My day was an awful one. The type that made you feel miserable and useless, even the voice in my head echoed saying something insulting. I decided that listening to some music would be beneficial while I lay down to take my mind off – of things. And that was what I did.
There’s nothing better than to just sleep the problems off, I thought to myself. Having heard someone said it before. Surprisingly, despite the troubles I had in my mind it felt really relaxing lying down and it calmed me. The music however wasn’t very relaxing. That was when I realized I had too many songs and that most of them weren’t very encouraging. I turned the music off, returned to where I laid and got back into position.
As I was laying there I felt that I was more alert than usual. I could hear the beatings of my heart and the parts of my body that ached were sharp. I was very conscious of the fact that I was lying down and my senses were responsive to my every moves. I guess I felt more alive at that moment. I could feel myself going into a deep sleep. I was in a tiny room that could fit 2 people at the most.
Without any windows and the part of the door which was covered by glass was fully clad by a piece of thick cloth. The light wasn’t lit. It was dark, the air was warm. I spread my hands searching for soft materials that could be used as a pillow.
My eyes were closed now, not wanting to think too much of anything. This time it worked, I wasn’t thinking of anything. I was happy for that and I almost smiled in my sleep. That was a lie. A friend told me that there is no one period that the brain stops thinking even when you’re asleep. At least I wasn’t thinking of the problems that were bestowed upon me, the problems I inflicted to myself. My thoughts now funnily enough drifted back to where a close friend told me about some of his thoughts and mainly about his journey to work. This was a few years back and he no longer works at the same place. This is his story:
“Just like every evenings where I had to go to work on my evening shift. Wait, this was after the experimenting and finally I found the fastest route. So, just like every evening where I had to go to work on my evening shift I’d pass the same route, the same road and almost all the time the same weather. I began to observe the surroundings around me. That’s because when you walk there’s nothing much you can do but to observe everything that happens in sight. It’s something that I’d say inevitable.

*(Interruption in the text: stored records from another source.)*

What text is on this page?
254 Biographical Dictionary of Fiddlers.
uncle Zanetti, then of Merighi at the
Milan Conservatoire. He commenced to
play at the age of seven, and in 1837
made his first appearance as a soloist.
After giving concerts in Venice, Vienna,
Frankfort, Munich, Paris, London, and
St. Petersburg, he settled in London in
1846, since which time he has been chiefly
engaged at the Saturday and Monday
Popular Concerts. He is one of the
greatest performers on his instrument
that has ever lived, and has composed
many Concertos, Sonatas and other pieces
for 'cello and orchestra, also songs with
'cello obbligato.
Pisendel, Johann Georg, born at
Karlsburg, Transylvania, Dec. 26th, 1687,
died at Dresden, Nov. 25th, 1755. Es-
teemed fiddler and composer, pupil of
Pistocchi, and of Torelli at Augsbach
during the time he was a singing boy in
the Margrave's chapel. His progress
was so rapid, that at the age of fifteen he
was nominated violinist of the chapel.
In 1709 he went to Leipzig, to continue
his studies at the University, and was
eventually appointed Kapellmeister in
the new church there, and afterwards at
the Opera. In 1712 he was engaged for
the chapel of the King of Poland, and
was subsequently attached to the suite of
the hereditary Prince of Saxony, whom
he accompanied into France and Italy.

The path that I take is not one with beautiful greeneries, covered with huge shady tress with colorful flowers and fresh/clean air. It had very little green and all in all it was all tar, dust and smoke. Nonetheless, I liked it when I had to walk to work; I liked to think that it’s one of those rare moments where I get to be alone and get better acquainted with myself. While that is true, I really didn’t have any other options to get there. “A man’s life is to do the things he doesn’t like in order to keep others happy.” What a sleazy way of thinking.
There weren’t much that I could observe and learn from. Mainly because I wasn’t interested in the surroundings, there was nothing appealing about it. Sometimes, only sometimes I get to witness something interesting like people arguing, people fighting, and accidents. Most of the times I was just thankful that nothing bad happened to me like get hit by a car or being chased by dogs.
Amongst all the chaos and the unimpressive experience there, there was a makcik who sold kuihs under a huge shady tree at the end of a cross junction. She worked alone but almost all the time I passed by, she’d be accompanied by a Chinese lady. Sometimes the Chinese lady would fry the kuihs for the makcik as she deal with other chores. But what I realized was that they were always together.
That wasn’t a bad goodnight story I thought and soon enough I drifted away sleeping at the surau in the office.